While I understand what Fugle is saying, he is also feigning ignorance a bit, if you ask me. The softer tires are to cut down on drivers dominating races. Like Kyle Larson leading 400+ laps in back-to-back races. They are to create more passing. It’s not to harken back to some bygone day 30 years ago.

“We’ve tried to rework the racetrack every which way we can since 2007, including put dirt on it, and still never made it like 1995,” William Byron’s crew chief continued. “So, somebody needs to put the goal on the wall, and then we need to get together to try to make Bristol the way somebody wants it to be. The way it used to be, where it used to be, the best race on the circuit, you couldn’t get night race tickets.

“If that’s what we want, we gotta put that on the wall and say, ‘That’s what we’re trying to achieve.’ We’re not trying to achieve 40 laps, and the tire is shredding and a mess. Whatever. It’s just, any of those things are fine. When we race, we line up and race, and every one of those types of races is challenging on the teams, the drivers, and we enjoy that challenge differently.

“You’d just like to know what to expect, but you know, they knew when they wanted to go to the moon, they said, ‘We gotta go to the moon, we need a rocket, we need a spaceship, we need a way to get in, we need a way to breathe out there,’ that was the goal. We don’t even know what the goal is, so when we determine what the goal is to make somebody happy, then we’ll try to go fight it. But I don’t even know what we’re trying to achieve.”

Again, it feels like Rudy Fugle is playing up his uncertainty on this topic. Softer tires have been introduced at multiple short tracks. It isn’t just Bristol. We have seen varying success with those tires, too. Richmond, Martinsville, and North Wilkesboro were all better races this year for the most part.

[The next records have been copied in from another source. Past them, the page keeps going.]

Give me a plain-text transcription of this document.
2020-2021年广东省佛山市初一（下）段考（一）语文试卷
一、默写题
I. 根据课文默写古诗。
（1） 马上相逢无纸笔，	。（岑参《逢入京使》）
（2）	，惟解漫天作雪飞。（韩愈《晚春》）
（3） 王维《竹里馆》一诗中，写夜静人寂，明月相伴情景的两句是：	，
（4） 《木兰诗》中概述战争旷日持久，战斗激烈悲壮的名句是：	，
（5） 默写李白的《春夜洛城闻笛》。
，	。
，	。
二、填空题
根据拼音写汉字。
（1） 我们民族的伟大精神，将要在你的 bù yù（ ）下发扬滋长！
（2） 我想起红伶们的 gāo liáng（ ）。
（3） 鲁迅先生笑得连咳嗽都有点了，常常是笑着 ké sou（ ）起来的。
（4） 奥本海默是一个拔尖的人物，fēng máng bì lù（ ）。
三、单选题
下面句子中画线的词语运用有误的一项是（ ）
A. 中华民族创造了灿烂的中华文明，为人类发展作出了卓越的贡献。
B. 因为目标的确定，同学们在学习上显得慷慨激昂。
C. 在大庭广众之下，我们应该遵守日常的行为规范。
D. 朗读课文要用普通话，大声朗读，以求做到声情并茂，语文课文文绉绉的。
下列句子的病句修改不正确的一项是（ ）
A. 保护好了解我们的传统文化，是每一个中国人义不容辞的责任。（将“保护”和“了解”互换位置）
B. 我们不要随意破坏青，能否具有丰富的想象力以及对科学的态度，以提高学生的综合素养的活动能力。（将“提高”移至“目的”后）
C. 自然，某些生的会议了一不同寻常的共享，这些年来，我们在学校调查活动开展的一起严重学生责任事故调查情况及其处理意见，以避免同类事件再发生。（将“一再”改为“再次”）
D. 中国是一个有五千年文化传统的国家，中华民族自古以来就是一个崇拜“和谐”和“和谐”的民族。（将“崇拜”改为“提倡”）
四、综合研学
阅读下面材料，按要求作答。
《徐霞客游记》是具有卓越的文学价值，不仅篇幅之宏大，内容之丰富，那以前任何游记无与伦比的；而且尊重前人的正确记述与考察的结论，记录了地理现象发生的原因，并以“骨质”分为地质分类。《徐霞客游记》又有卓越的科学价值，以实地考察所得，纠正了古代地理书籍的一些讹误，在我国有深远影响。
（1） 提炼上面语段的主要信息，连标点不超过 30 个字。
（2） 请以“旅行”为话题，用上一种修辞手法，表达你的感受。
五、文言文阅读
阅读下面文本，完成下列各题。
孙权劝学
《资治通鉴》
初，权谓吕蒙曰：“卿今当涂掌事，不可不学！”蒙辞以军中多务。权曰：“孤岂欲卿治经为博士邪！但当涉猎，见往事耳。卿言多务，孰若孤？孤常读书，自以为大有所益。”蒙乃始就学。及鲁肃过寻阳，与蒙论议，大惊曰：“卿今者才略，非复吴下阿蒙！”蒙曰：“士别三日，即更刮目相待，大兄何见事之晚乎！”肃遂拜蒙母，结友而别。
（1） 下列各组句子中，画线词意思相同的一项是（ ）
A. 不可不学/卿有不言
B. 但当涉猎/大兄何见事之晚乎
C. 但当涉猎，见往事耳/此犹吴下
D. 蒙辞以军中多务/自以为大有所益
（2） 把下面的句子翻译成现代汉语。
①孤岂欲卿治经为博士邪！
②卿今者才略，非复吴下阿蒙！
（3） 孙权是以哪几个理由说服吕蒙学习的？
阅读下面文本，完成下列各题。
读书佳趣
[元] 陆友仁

Hendrick Motorsports drivers finished P8, P12, P32, and P38 on Saturday night. It doesn’t take much to realize why William Byron’s (P12) crew chief would question it. What is the point of the tires? To create a race drastically different from what we have seen at Bristol recently.

The field on Saturday was stuck to the bottom groove. Bump and runs were key to making passes. That is, unless drivers burned up tires to make passes in the second lane.